At the moment there is a fuss because a Conservative Peer has been invited to address the General Assembly. There is an argument that a representative of a government responsible for a decade of austerity should not be invited (we did pass a resolution condemning austerity). But then the counter argument has been: "We are liberals! We calmly and politely listen to both sides of an argument with an open mind." This is the liberalism that refuses to make enemies, that always wants to remain polite, that does not want to upset anyone.
I'm reminded of the words of Curtis Reese (1887 – 1961):
"This is not a time for liberals of the genteel tradition who are frightened in the presence of explosive issues that blast their world and shake the earth. It is not a time for liberals of the pious tradition who believe that all is right with the world and that all things work together for good. It is not a time for confused liberals who move simultaneously in all directions without arriving anywhere in particular."
The problem with this kind of liberalism is it is blind to its privilege when calmly considering issues and looking at both sides of an argument. Its refusal to take sides in any substantial way always serves the powerful, and never serves the poorest. It continues to pursue rational arguments about "issues" and an agenda of gradualism while lives are on the line. It does not feel urgency because it generally speaks out of privilege.

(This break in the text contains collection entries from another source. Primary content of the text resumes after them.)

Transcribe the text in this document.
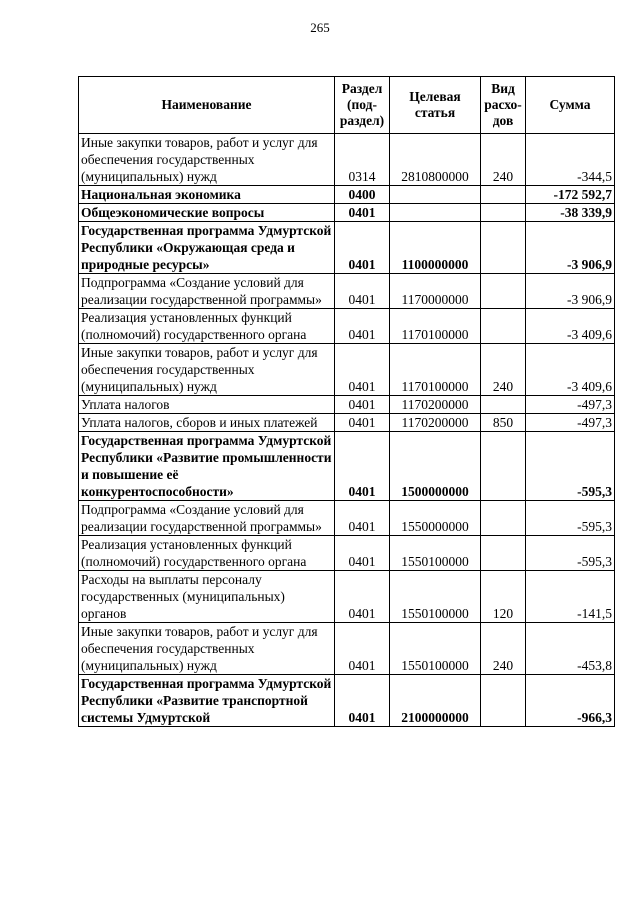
265
Наименование	Раздел (под-раздел)	Целевая статья	Вид расхо-дов	Сумма
Иные закупки товаров, работ и услуг для обеспечения государственных (муниципальных) нужд	0314	2810800000	240	-344,5
Национальная экономика	0400			-172 592,7
Общеэкономические вопросы	0401			-38 339,9
Государственная программа Удмуртской Республики «Окружающая среда и природные ресурсы»	0401	1100000000		-3 906,9
Подпрограмма «Создание условий для реализации государственной программы»	0401	1170000000		-3 906,9
Реализация установленных функций (полномочий) государственного органа	0401	1170100000		-3 409,6
Иные закупки товаров, работ и услуг для обеспечения государственных (муниципальных) нужд	0401	1170100000	240	-3 409,6
Уплата налогов	0401	1170200000		-497,3
Уплата налогов, сборов и иных платежей	0401	1170200000	850	-497,3
Государственная программа Удмуртской Республики «Развитие промышленности и повышение её конкурентоспособности»	0401	1500000000		-595,3
Подпрограмма «Создание условий для реализации государственной программы»	0401	1550000000		-595,3
Реализация установленных функций (полномочий) государственного органа	0401	1550100000		-595,3
Расходы на выплаты персоналу государственных (муниципальных) органов	0401	1550100000	120	-141,5
Иные закупки товаров, работ и услуг для обеспечения государственных (муниципальных) нужд	0401	1550100000	240	-453,8
Государственная программа Удмуртской Республики «Развитие транспортной системы Удмуртской	0401	2100000000		-966,3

Racism has been what has revealed this most clearly in the American Unitarian Universalist Association. White UUs, with a sense that they are good, moral, liberal people, have struggled to acknowledge the white supremacy that is within them. That's because it requires a more thorough ability for self-examination and a better theology of evil than liberals can usually muster.

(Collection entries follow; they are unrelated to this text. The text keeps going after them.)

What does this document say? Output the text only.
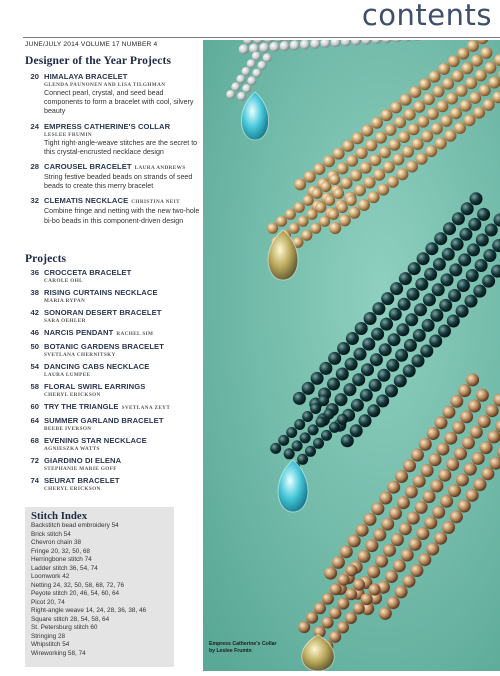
contents
JUNE/JULY 2014 VOLUME 17 NUMBER 4
Designer of the Year Projects
20 HIMALAYA BRACELET
GLENDA PAUNONEN AND LISA TILGHMAN
Connect pearl, crystal, and seed bead components to form a bracelet with cool, silvery beauty
24 EMPRESS CATHERINE'S COLLAR
LESLEE FRUMIN
Tight right-angle-weave stitches are the secret to this crystal-encrusted necklace design
28 CAROUSEL BRACELET LAURA ANDREWS
String festive beaded beads on strands of seed beads to create this merry bracelet
32 CLEMATIS NECKLACE CHRISTINA NEIT
Combine fringe and netting with the new two-hole bi-bo beads in this component-driven design
Projects
36 CROCCETA BRACELET
CAROLE OHL
38 RISING CURTAINS NECKLACE
MARIA RYPAN
42 SONORAN DESERT BRACELET
SARA OEHLER
46 NARCIS PENDANT RACHEL SIM
50 BOTANIC GARDENS BRACELET
SVETLANA CHERNITSKY
54 DANCING CABS NECKLACE
LAURA LUMPEE
58 FLORAL SWIRL EARRINGS
CHERYL ERICKSON
60 TRY THE TRIANGLE SVETLANA ZEYT
64 SUMMER GARLAND BRACELET
BEEBE IVERSON
68 EVENING STAR NECKLACE
AGNIESZKA WATTS
72 GIARDINO DI ELENA
STEPHANIE MARIE GOFF
74 SEURAT BRACELET
CHERYL ERICKSON
Stitch Index
Backstitch bead embroidery 54
Brick stitch 54
Chevron chain 38
Fringe 20, 32, 50, 68
Herringbone stitch 74
Ladder stitch 36, 54, 74
Loomwork 42
Netting 24, 32, 50, 58, 68, 72, 76
Peyote stitch 20, 46, 54, 60, 64
Picot 20, 74
Right-angle weave 14, 24, 28, 36, 38, 46
Square stitch 28, 54, 58, 64
St. Petersburg stitch 60
Stringing 28
Whipstitch 54
Wireworking 58, 74
Empress Catherine's Collar
by Leslee Frumin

But they are trying, which is more than is happening in a British Unitarian context, where there is really no substantial conversation whatsoever around racism.
The big problem with religious liberalism is that it has learnt very well to resist the dogmatism of conservative religion, but has proved itself to have very little ability to resist the dogmatism of the neoliberal capitalist system. A religious liberal will pass a billboard advertising the Alpha course and think "what nonsense!" But then will pass 1000 more billboards advertising cars and beauty products and will let their insidious ideology seep into the soul.
Religious liberals are still fighting yesterday's battles. They're still worried about the Catholic Church burning people at the stake. But they are often intentional blind to today's battles against poverty, racism, and climate change.
It is for all these reasons that I find myself thinking more in terms of radicalism and less in terms of liberalism. And because, religiously, I just find liberalism very boring now. I find the liberal sermon just says the same thing again and again and again, and I wonder how some people have got through 40 years of hearing them. In terms of personal spiritual development I think liberalism is a way station. Liberalism is knowing what you are not. But eventually I think you have to get to a point when you know what you are. You have to commit to a deeper and broader understanding and practice of liberation. The end point is still freedom, but it is a bigger freedom. I don't think you should rest in the narrow sense of personal freedom. I think you have to do the harder work which leads to a broader freedom for all.
"We who believe in freedom cannot rest until it comes."